At the same time, Modi has set bold targets for renewable energy deployment, albeit without committing to phasing out the country’s coal industry. Officials across the political spectrum have emphasized that the country won’t get ahead of the market to take on the cost of addressing climate change. Lawmakers I’ve spoken with say consistently that their constituents are more concerned with ensuring a stable power supply than addressing climate change. “It’s very easy to say ‘move away from coal,’” Mahua Moitra, a Member of Parliament in India, told me last month at an event I moderated at the University of Chicago. But “it’s a little more of a tightrope walk for us because we have to deal with energy needs.”
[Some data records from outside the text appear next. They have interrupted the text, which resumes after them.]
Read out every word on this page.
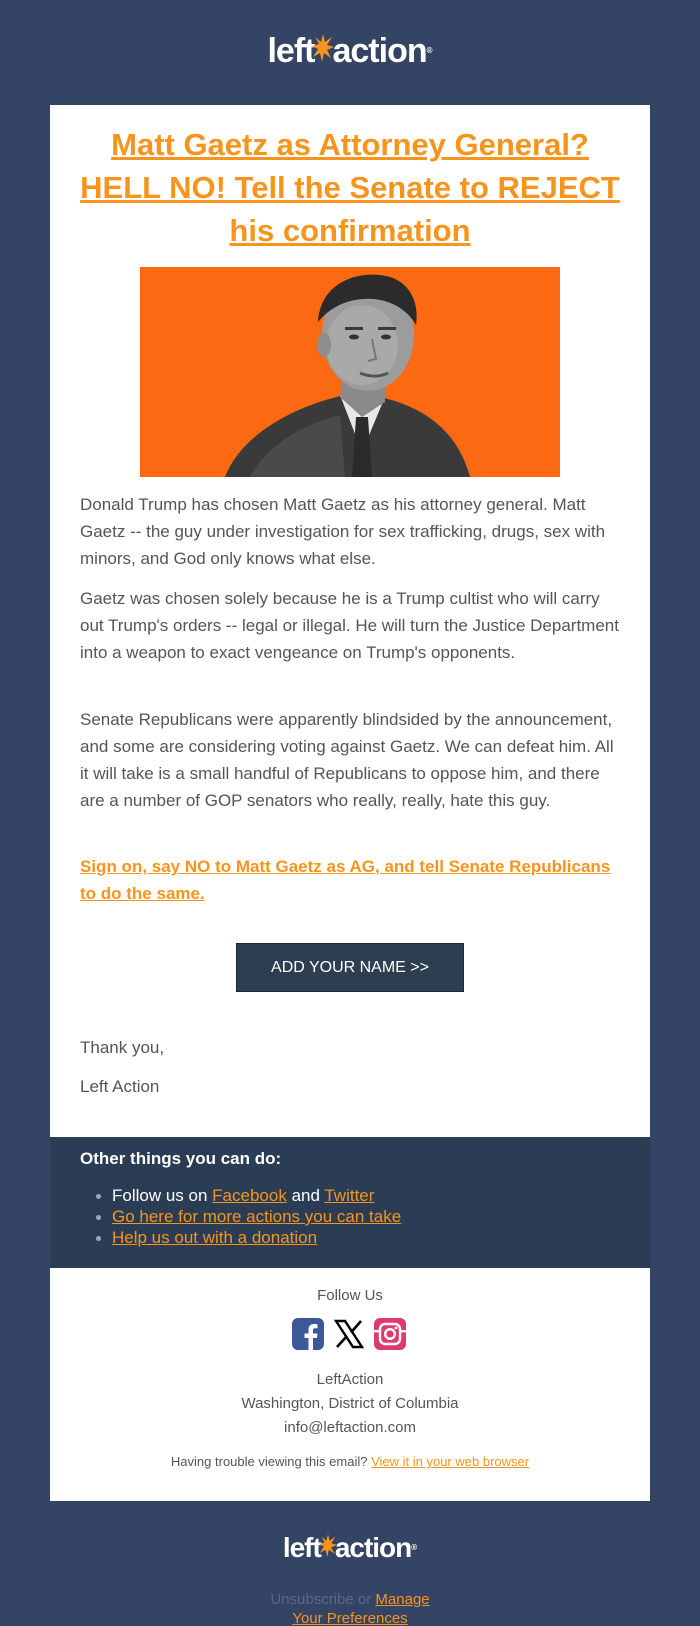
left action®
Matt Gaetz as Attorney General? HELL NO! Tell the Senate to REJECT his confirmation

Donald Trump has chosen Matt Gaetz as his attorney general. Matt Gaetz -- the guy under investigation for sex trafficking, drugs, sex with minors, and God only knows what else.

Gaetz was chosen solely because he is a Trump cultist who will carry out Trump's orders -- legal or illegal. He will turn the Justice Department into a weapon to exact vengeance on Trump's opponents.

Senate Republicans were apparently blindsided by the announcement, and some are considering voting against Gaetz. We can defeat him. All it will take is a small handful of Republicans to oppose him, and there are a number of GOP senators who really, really, hate this guy.

Sign on, say NO to Matt Gaetz as AG, and tell Senate Republicans to do the same.
ADD YOUR NAME >>
Thank you,
Left Action
Other things you can do:
Follow us on Facebook and Twitter
Go here for more actions you can take
Help us out with a donation
Follow Us
LeftAction
Washington, District of Columbia
info@leftaction.com
Having trouble viewing this email? View it in your web browser
left action®
Unsubscribe or Manage
Your Preferences
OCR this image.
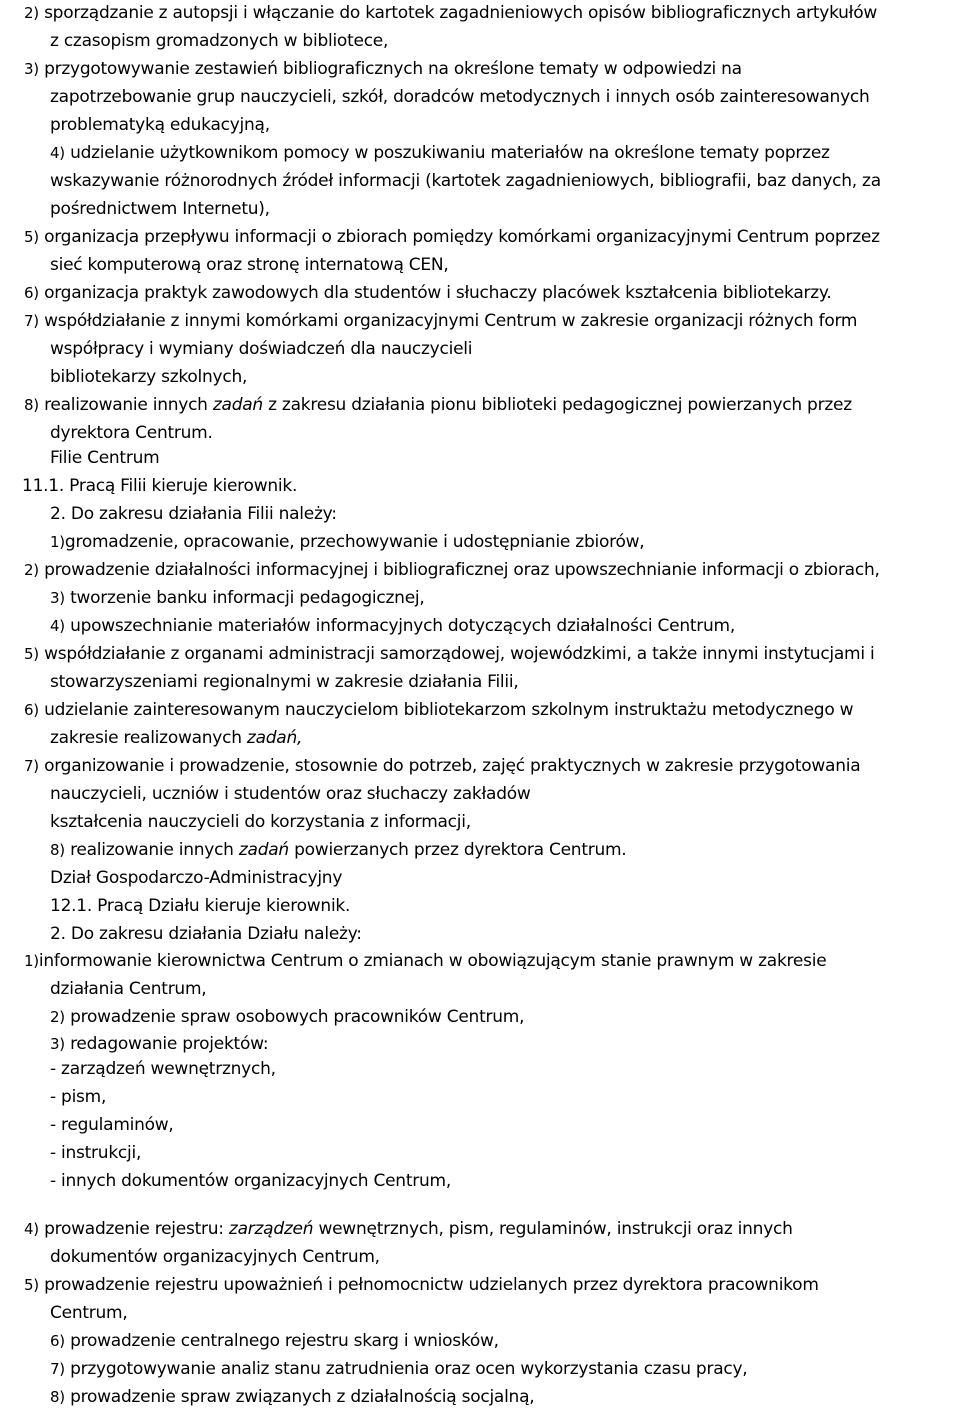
2) sporządzanie z autopsji i włączanie do kartotek zagadnieniowych opisów bibliograficznych artykułów
z czasopism gromadzonych w bibliotece,
3) przygotowywanie zestawień bibliograficznych na określone tematy w odpowiedzi na
zapotrzebowanie grup nauczycieli, szkół, doradców metodycznych i innych osób zainteresowanych
problematyką edukacyjną,
4) udzielanie użytkownikom pomocy w poszukiwaniu materiałów na określone tematy poprzez
wskazywanie różnorodnych źródeł informacji (kartotek zagadnieniowych, bibliografii, baz danych, za
pośrednictwem Internetu),
5) organizacja przepływu informacji o zbiorach pomiędzy komórkami organizacyjnymi Centrum poprzez
sieć komputerową oraz stronę internatową CEN,
6) organizacja praktyk zawodowych dla studentów i słuchaczy placówek kształcenia bibliotekarzy.
7) współdziałanie z innymi komórkami organizacyjnymi Centrum w zakresie organizacji różnych form
współpracy i wymiany doświadczeń dla nauczycieli
bibliotekarzy szkolnych,
8) realizowanie innych zadań z zakresu działania pionu biblioteki pedagogicznej powierzanych przez
dyrektora Centrum.
Filie Centrum
11.1. Pracą Filii kieruje kierownik.
2. Do zakresu działania Filii należy:
1)gromadzenie, opracowanie, przechowywanie i udostępnianie zbiorów,
2) prowadzenie działalności informacyjnej i bibliograficznej oraz upowszechnianie informacji o zbiorach,
3) tworzenie banku informacji pedagogicznej,
4) upowszechnianie materiałów informacyjnych dotyczących działalności Centrum,
5) współdziałanie z organami administracji samorządowej, wojewódzkimi, a także innymi instytucjami i
stowarzyszeniami regionalnymi w zakresie działania Filii,
6) udzielanie zainteresowanym nauczycielom bibliotekarzom szkolnym instruktażu metodycznego w
zakresie realizowanych zadań,
7) organizowanie i prowadzenie, stosownie do potrzeb, zajęć praktycznych w zakresie przygotowania
nauczycieli, uczniów i studentów oraz słuchaczy zakładów
kształcenia nauczycieli do korzystania z informacji,
8) realizowanie innych zadań powierzanych przez dyrektora Centrum.
Dział Gospodarczo-Administracyjny
12.1. Pracą Działu kieruje kierownik.
2. Do zakresu działania Działu należy:
1)informowanie kierownictwa Centrum o zmianach w obowiązującym stanie prawnym w zakresie
działania Centrum,
2) prowadzenie spraw osobowych pracowników Centrum,
3) redagowanie projektów:
- zarządzeń wewnętrznych,
- pism,
- regulaminów,
- instrukcji,
- innych dokumentów organizacyjnych Centrum,
4) prowadzenie rejestru: zarządzeń wewnętrznych, pism, regulaminów, instrukcji oraz innych
dokumentów organizacyjnych Centrum,
5) prowadzenie rejestru upoważnień i pełnomocnictw udzielanych przez dyrektora pracownikom
Centrum,
6) prowadzenie centralnego rejestru skarg i wniosków,
7) przygotowywanie analiz stanu zatrudnienia oraz ocen wykorzystania czasu pracy,
8) prowadzenie spraw związanych z działalnością socjalną,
Amitabh Kant, the Indian official charged with shepherding this year’s G20 summit in India, articulated the country’s nuanced position to me in December at his office in Delhi. He repeated the oft-cited history: “India has not contributed much to climate change, and has only taken up 1.5% of the global carbon space.” But despite that, he said, the country could lead the transition: “It has the size and scale. It has the climatic conditions.”

The key, he told me, is for the market to change. That would mean a global push for renewable energy pushing the cost of green technologies down, making them more economical. Greater availability of capital and lower costs to finance renewable energy projects in India would also help, as would favorable trade relations that could give India a market to export the green products it manufactures.

The U.S. could play a key role delivering on all of those objectives, but the Biden administration’s ability to deliver is limited. The Inflation Reduction Act will push down the cost of clean energy technologies globally, but the law has also rankled Indian policymakers who are upset with its pro-U.S. subsidies, which they say have hurt India’s industry and chances of growing its own clean energy economy. It’s “the most protectionist act ever drafted in the world,” Kant told me. U.S. financing for clean energy projects in India could help, but is limited. In 2021, Biden promised more than $11 billion to help developing countries with their climate efforts, a small sum compared to the scale of the challenge; Congress has yet to allocate that money.

None of which makes for a good sound bite in discussions with India. Instead, the administration has sought to rally the private sector and multi-lateral development banks—most importantly the World Bank—to provide India with the capital it needs. Last week, the U.S. and India said they would create “investment platforms” to help private capital find renewable energy projects in India. “There’s a real unity within the administration of wanting to get the banks to do more lending, more engagement on climate, and to help leverage private sector deployment of the trillions of dollars,” John Kerry, Biden’s climate envoy, told me earlier this year.

At the University of Chicago event, Vinay Chawla, senior advisor for climate finance at the U.S. State Department, said that the two countries could also focus on aligning strategic government investments so that both countries benefit from each other’s commitments to clean energy. “Coordinating industrial policy between countries like the United States and India is a real opportunity to tackle climate change and find the investment opportunity,” he said.

These steps may help move the U.S.-India climate relationship in the right direction, but without a dramatic acceleration there will be no escaping the enormous historical and political context in conversations between the two countries. At best, that’s a distraction. At worst, it’s a serious impediment that could throw global climate efforts off track.